The PIK3CA gene, which encodes the catalytic subunit PIK3CA of class IA PI3K is located on chromosome 3q26.3 and consists of 20 exons. Many mutations of the PIK3CA gene were found to increase enzymatic activity of PIK3CA, activate the AKT signaling, and allow growth factor-independent growth, invasion, and metastasis of cancer cells (Samuels et al. 2004, Kang et al. 2005, Samuels & Ericson 2006). Two PIK3CA mutational ‘hotspots’ were found in exons 9 and 20 and activating mutations in these regions were seen in many human cancers (Samuels et al. 2004, Hayes et al. 2006, Karakas et al. 2006, Kozaki et al. 2006, Phillips et al. 2006, Qiu et al. 2006, Schönleben et al. 2006, Qiu et al. 2008, Santarpia et al. 2008). Genetic amplification of the PIK3CA gene was also seen in many tumors, including ovarian cancer (Shayesteh et al. 1999), cervical cancer (Ma et al. 2000), brain tumors (Hui et al. 2001), non-small cell lung cancer (Massion et al. 2002), squamous cell carcinoma (Woenckhaus et al. 2002), gastric carcinoma (Byun et al. 2003), esophageal adenocarcinoma (Miller et al. 2003), thyroid tumors (Wu et al. 2005), oral squamous cell carcinoma (Kozaki et al. 2006), head and neck squamous cell carcinoma (Qiu et al. 2006), and anal squamous cell carcinoma (Patel et al. 2007). Genetic amplifications of the PIK3CA gene were associated with increased PIK3CA expression, PI3K activity, and phosphorylation and activation of AKT (Shayesteh et al. 1999, Ma et al. 2000, Massion et al. 2002, Byun et al. 2003, Samuels et al. 2004, Wu et al. 2005, Kozaki et al. 2006).

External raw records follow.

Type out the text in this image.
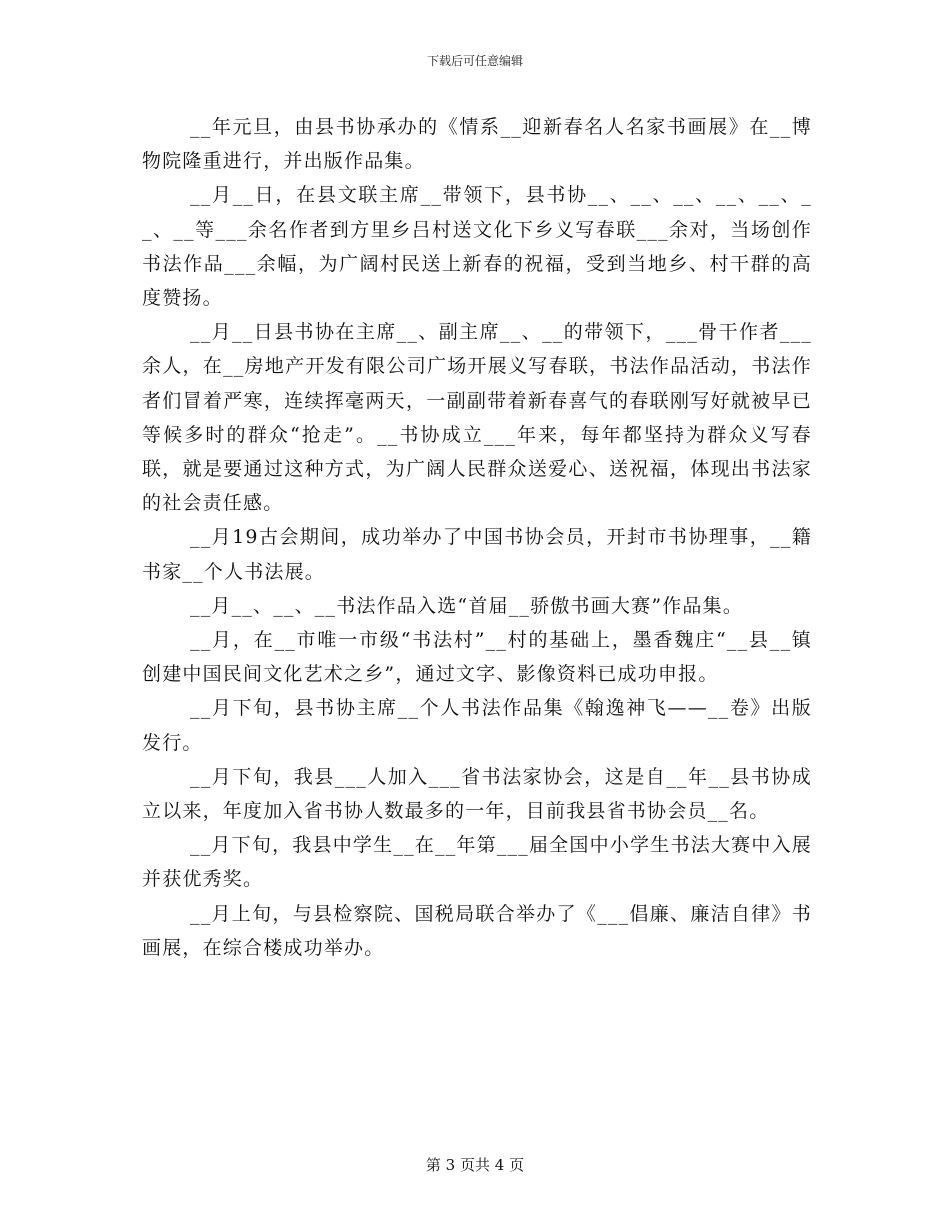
下载后可任意编辑

__年元旦，由县书协承办的《情系__迎新春名人名家书画展》在__博物院隆重进行，并出版作品集。

__月__日，在县文联主席__带领下，县书协__、__、__、__、__、__、__等___余名作者到方里乡吕村送文化下乡义写春联___余对，当场创作书法作品___余幅，为广阔村民送上新春的祝福，受到当地乡、村干群的高度赞扬。

__月__日县书协在主席__、副主席__、__的带领下，___骨干作者___余人，在__房地产开发有限公司广场开展义写春联，书法作品活动，书法作者们冒着严寒，连续挥毫两天，一副副带着新春喜气的春联刚写好就被早已等候多时的群众“抢走”。__书协成立___年来，每年都坚持为群众义写春联，就是要通过这种方式，为广阔人民群众送爱心、送祝福，体现出书法家的社会责任感。

__月19古会期间，成功举办了中国书协会员，开封市书协理事，__籍书家__个人书法展。

__月__、__、__书法作品入选“首届__骄傲书画大赛”作品集。

__月，在__市唯一市级“书法村”__村的基础上，墨香魏庄“__县__镇创建中国民间文化艺术之乡”，通过文字、影像资料已成功申报。

__月下旬，县书协主席__个人书法作品集《翰逸神飞——__卷》出版发行。

__月下旬，我县___人加入___省书法家协会，这是自__年__县书协成立以来，年度加入省书协人数最多的一年，目前我县省书协会员__名。

__月下旬，我县中学生__在__年第___届全国中小学生书法大赛中入展并获优秀奖。

__月上旬，与县检察院、国税局联合举办了《___倡廉、廉洁自律》书画展，在综合楼成功举办。

第 3 页共 4 页
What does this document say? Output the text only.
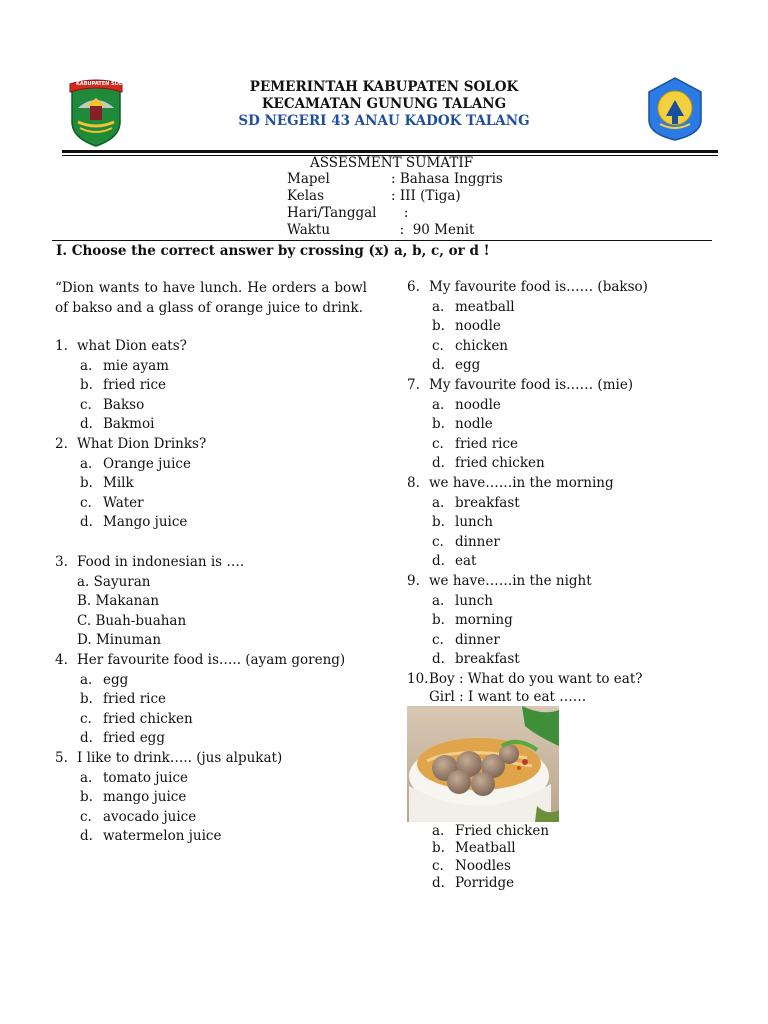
KABUPATEN SOLOK	PEMERINTAH KABUPATEN SOLOK
KECAMATAN GUNUNG TALANG
SD NEGERI 43 ANAU KADOK TALANG
ASSESMENT SUMATIF
Mapel	: Bahasa Inggris
Kelas	: III (Tiga)
Hari/Tanggal   :
Waktu	:  90 Menit
I. Choose the correct answer by crossing (x) a, b, c, or d !
“Dion wants to have lunch. He orders a bowl of bakso and a glass of orange juice to drink.
1. what Dion eats?
a. mie ayam
b. fried rice
c. Bakso
d. Bakmoi
2. What Dion Drinks?
a. Orange juice
b. Milk
c. Water
d. Mango juice
3. Food in indonesian is ….
a. Sayuran
B. Makanan
C. Buah-buahan
D. Minuman
4. Her favourite food is….. (ayam goreng)
a. egg
b. fried rice
c. fried chicken
d. fried egg
5. I like to drink….. (jus alpukat)
a. tomato juice
b. mango juice
c. avocado juice
d. watermelon juice
6. My favourite food is…… (bakso)
a. meatball
b. noodle
c. chicken
d. egg
7. My favourite food is…… (mie)
a. noodle
b. nodle
c. fried rice
d. fried chicken
8. we have……in the morning
a. breakfast
b. lunch
c. dinner
d. eat
9. we have……in the night
a. lunch
b. morning
c. dinner
d. breakfast
10.Boy : What do you want to eat?
Girl : I want to eat ……
a. Fried chicken
b. Meatball
c. Noodles
d. Porridge
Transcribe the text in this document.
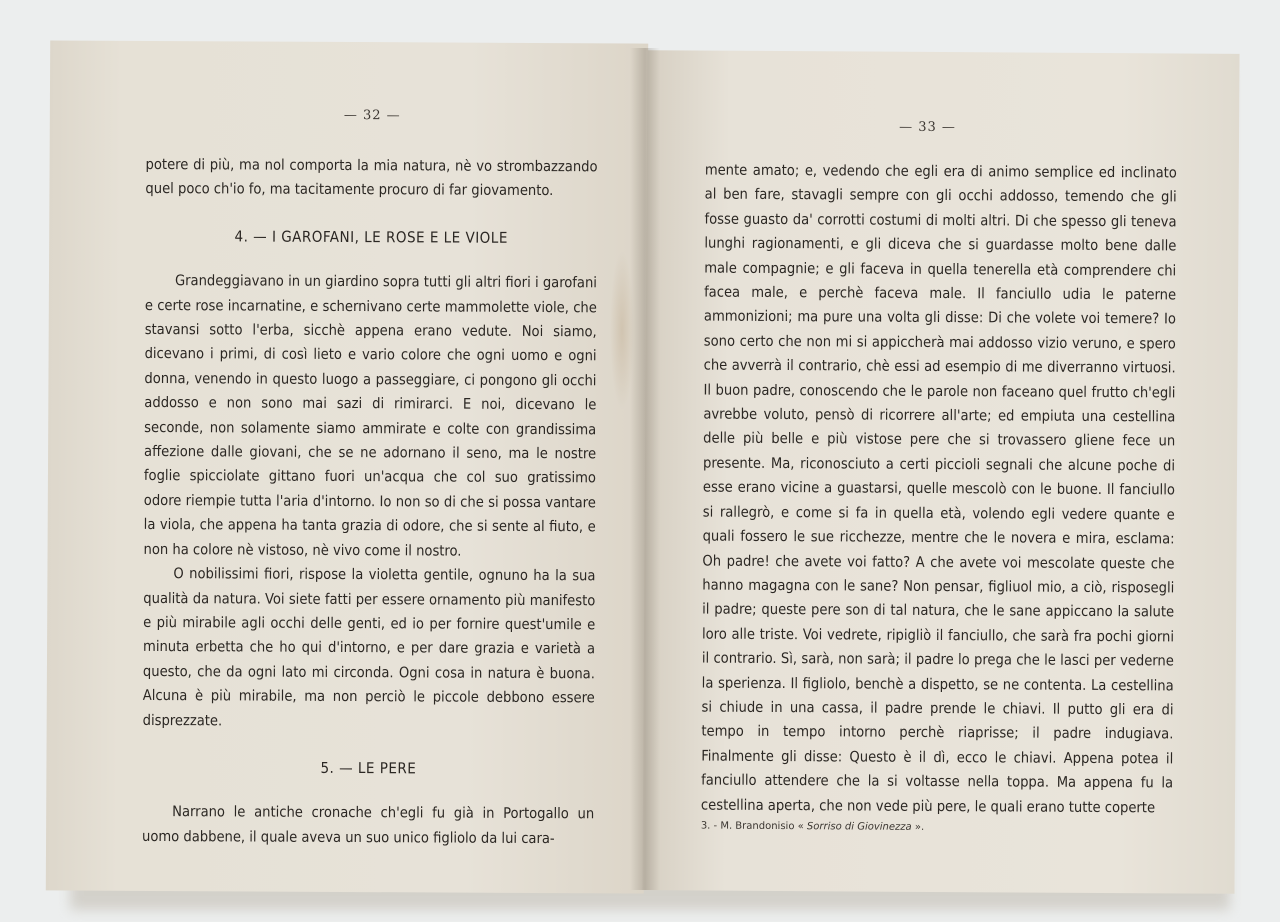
— 32 —

potere di più, ma nol comporta la mia natura, nè vo strombazzando quel poco ch'io fo, ma tacitamente procuro di far giovamento.

4. — I GAROFANI, LE ROSE E LE VIOLE

Grandeggiavano in un giardino sopra tutti gli altri fiori i garofani e certe rose incarnatine, e schernivano certe mammolette viole, che stavansi sotto l'erba, sicchè appena erano vedute. Noi siamo, dicevano i primi, di così lieto e vario colore che ogni uomo e ogni donna, venendo in questo luogo a passeggiare, ci pongono gli occhi addosso e non sono mai sazi di rimirarci. E noi, dicevano le seconde, non solamente siamo ammirate e colte con grandissima affezione dalle giovani, che se ne adornano il seno, ma le nostre foglie spicciolate gittano fuori un'acqua che col suo gratissimo odore riempie tutta l'aria d'intorno. Io non so di che si possa vantare la viola, che appena ha tanta grazia di odore, che si sente al fiuto, e non ha colore nè vistoso, nè vivo come il nostro.

O nobilissimi fiori, rispose la violetta gentile, ognuno ha la sua qualità da natura. Voi siete fatti per essere ornamento più manifesto e più mirabile agli occhi delle genti, ed io per fornire quest'umile e minuta erbetta che ho qui d'intorno, e per dare grazia e varietà a questo, che da ogni lato mi circonda. Ogni cosa in natura è buona. Alcuna è più mirabile, ma non perciò le piccole debbono essere disprezzate.

5. — LE PERE

Narrano le antiche cronache ch'egli fu già in Portogallo un uomo dabbene, il quale aveva un suo unico figliolo da lui cara-

— 33 —

mente amato; e, vedendo che egli era di animo semplice ed inclinato al ben fare, stavagli sempre con gli occhi addosso, temendo che gli fosse guasto da' corrotti costumi di molti altri. Di che spesso gli teneva lunghi ragionamenti, e gli diceva che si guardasse molto bene dalle male compagnie; e gli faceva in quella tenerella età comprendere chi facea male, e perchè faceva male. Il fanciullo udia le paterne ammonizioni; ma pure una volta gli disse: Di che volete voi temere? Io sono certo che non mi si appiccherà mai addosso vizio veruno, e spero che avverrà il contrario, chè essi ad esempio di me diverranno virtuosi. Il buon padre, conoscendo che le parole non faceano quel frutto ch'egli avrebbe voluto, pensò di ricorrere all'arte; ed empiuta una cestellina delle più belle e più vistose pere che si trovassero gliene fece un presente. Ma, riconosciuto a certi piccioli segnali che alcune poche di esse erano vicine a guastarsi, quelle mescolò con le buone. Il fanciullo si rallegrò, e come si fa in quella età, volendo egli vedere quante e quali fossero le sue ricchezze, mentre che le novera e mira, esclama: Oh padre! che avete voi fatto? A che avete voi mescolate queste che hanno magagna con le sane? Non pensar, figliuol mio, a ciò, risposegli il padre; queste pere son di tal natura, che le sane appiccano la salute loro alle triste. Voi vedrete, ripigliò il fanciullo, che sarà fra pochi giorni il contrario. Sì, sarà, non sarà; il padre lo prega che le lasci per vederne la sperienza. Il figliolo, benchè a dispetto, se ne contenta. La cestellina si chiude in una cassa, il padre prende le chiavi. Il putto gli era di tempo in tempo intorno perchè riaprisse; il padre indugiava. Finalmente gli disse: Questo è il dì, ecco le chiavi. Appena potea il fanciullo attendere che la si voltasse nella toppa. Ma appena fu la cestellina aperta, che non vede più pere, le quali erano tutte coperte

3. - M. Brandonisio « Sorriso di Giovinezza ».
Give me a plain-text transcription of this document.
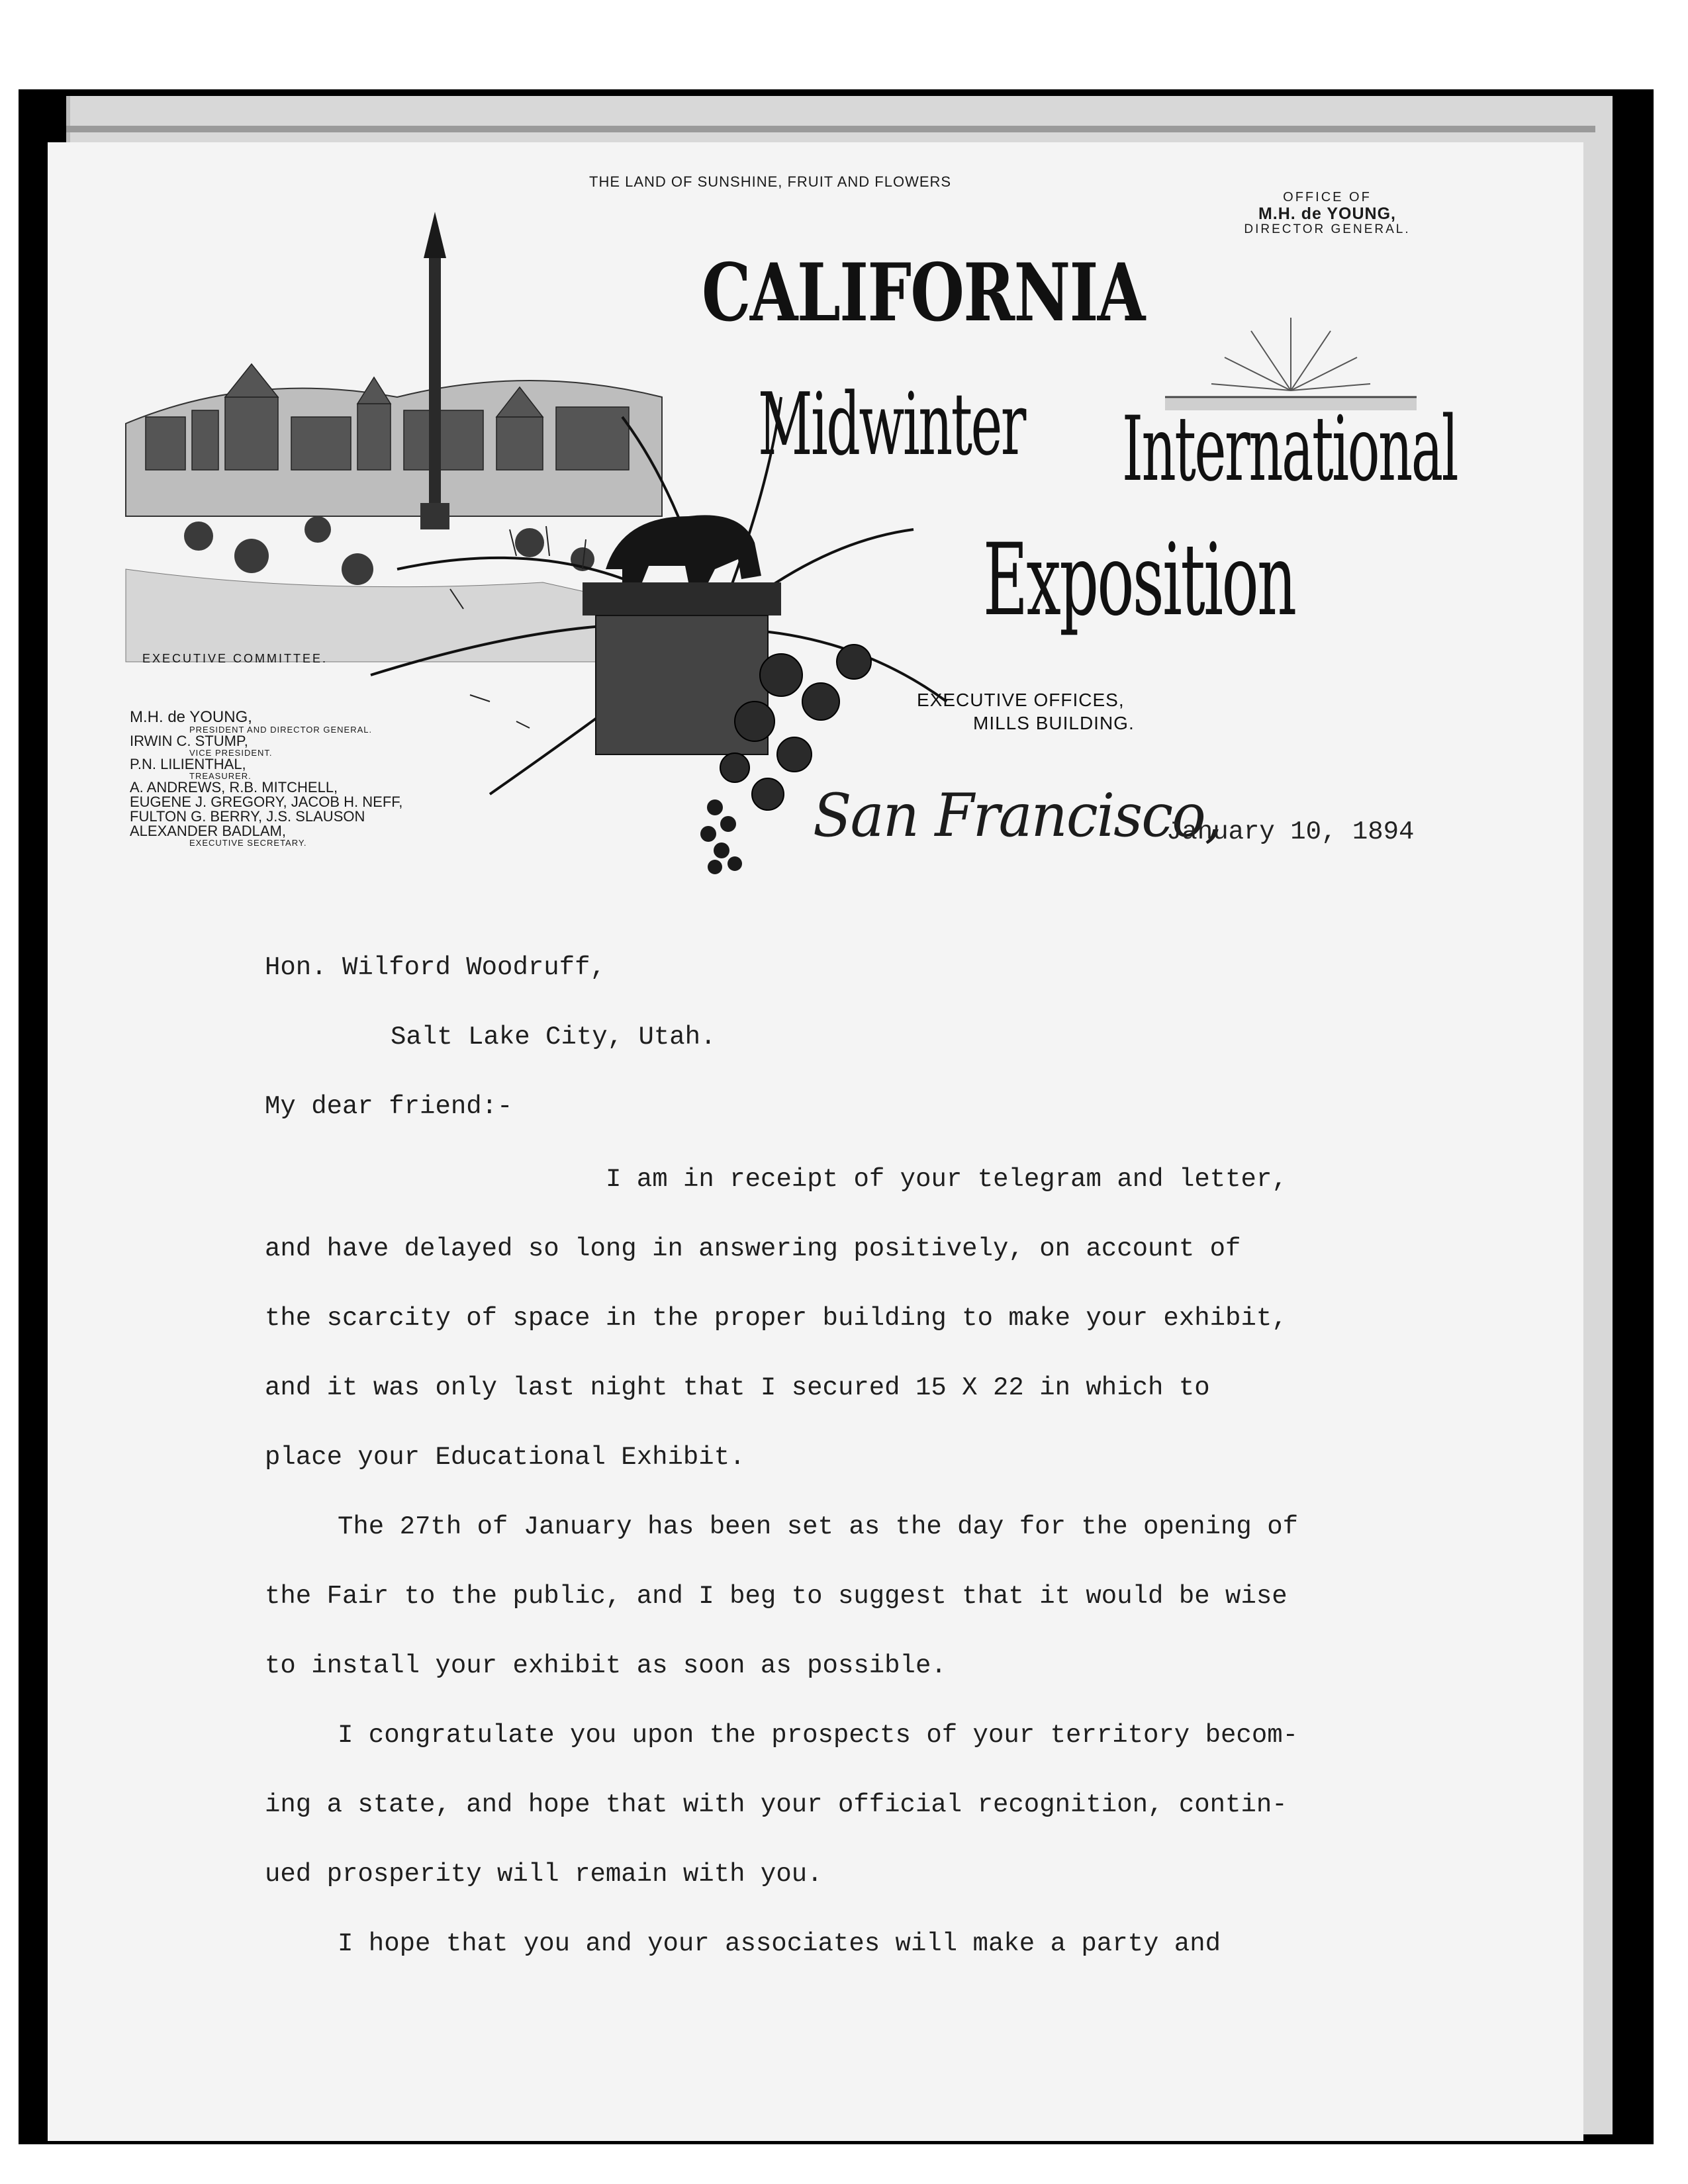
THE LAND OF SUNSHINE, FRUIT AND FLOWERS
OFFICE OF
M.H. de YOUNG,
DIRECTOR GENERAL.
CALIFORNIA
Midwinter International
Exposition
EXECUTIVE COMMITTEE.
M.H. de YOUNG,
PRESIDENT AND DIRECTOR GENERAL.
IRWIN C. STUMP,
VICE PRESIDENT.
P.N. LILIENTHAL,
TREASURER.
A. ANDREWS, R.B. MITCHELL,
EUGENE J. GREGORY, JACOB H. NEFF,
FULTON G. BERRY, J.S. SLAUSON
ALEXANDER BADLAM,
EXECUTIVE SECRETARY.
EXECUTIVE OFFICES,
MILLS BUILDING.
San Francisco,
January 10, 1894
Hon. Wilford Woodruff,
Salt Lake City, Utah.
My dear friend:-
I am in receipt of your telegram and letter,
and have delayed so long in answering positively, on account of
the scarcity of space in the proper building to make your exhibit,
and it was only last night that I secured 15 X 22 in which to
place your Educational Exhibit.
The 27th of January has been set as the day for the opening of
the Fair to the public, and I beg to suggest that it would be wise
to install your exhibit as soon as possible.
I congratulate you upon the prospects of your territory becom-
ing a state, and hope that with your official recognition, contin-
ued prosperity will remain with you.
I hope that you and your associates will make a party and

Pituitary tumors are common endocrine neoplastic diseases. Multiple tumor-promoting factors or signaling pathways are known to be involved, through interplay, in pituitary tumorigenesis and pathogenesis (Ezzat & Asa 2006). The PI3K/AKT signaling pathway also seems to be involved in this process as the expression of PI3K was shown to be increased in pituitary tumors (Grossman & Korbonits 2004). However, genetic alterations, which are the driving force for human tumorigenesis and pathogenesis, have in general been unknown in pituitary tumors. Given the frequent mutations and amplifications of the PIK3CA gene in many human tumors and given the poor understanding of the genetic basis of pituitary tumors, in the present study we were interested in investigating these genetic alterations in a large series of pituitary tumors.
Materials and methods
Human pituitary tissues and DNA isolation
Surgical samples were obtained from 353 patients with pituitary tumors, who underwent resection of their tumors at Huashan Hospital, Fudan University, Shanghai. The study was approved by the Ethics Committee of Huashan Hospital and informed consents were obtained from all patients for the collection and use of tissues for this study. The tumors were classified according to the Hardy's radiological classification scheme (Wilson 1984). A total of 262 noninvasive pituitary tumors, 91 invasive pituitary tumors, 9 pituitary hyperplasia, 3 randomly chosen normal pituitary tissues from paraffin blocks, and 8 normal tissues matched to tumor tissues were obtained at the Institute of Endocrinology and Diabetology and the Department of Neuropathology, Institute of Neurology, Fudan University, Shanghai between 2001 and 2005. Genomic DNA was extracted from formalin-fixed, paraffin-embedded tumor specimens using the Qiagen DNeasy Tissue Kit (Qiagen).
Normal tissues adjacent to the margins of the tumor confirmed by the pathologist were microdissected to match the tumors positive for mutations. Whenever necessary, the paraffin-embedded tissues were microdissected to increase the proportion of tumor or normal cells. Formalin-fixed and paraffin-embedded pituitary tissues were subjected to Laser-captured microdissection with the Leica Microsystems Wetzlar GmbH (Germany) according to the manufacturer's protocols. Briefly, 5 μm thick serial sections were prepared from each sample. To avoid cross-contamination of samples, a new microtome blade (Leica) was used for each case. The area of the microtome around the blade was thoroughly cleaned with 70% (v/v) ethanol between samples (Kasai et al. 2000). The sections were stained with hematoxylin and eosin (H&E). Each section was overlaid with a thermoplastic membrane and cells were captured by focal melting of the membrane by laser activation. Each of the captured samples contained about 100–150 tumor cells. DNA from laser microdissected tissue fractions was extracted and isolated with QIAamp DNA Micro Kit (Qiagen) following the manufacturer's instructions.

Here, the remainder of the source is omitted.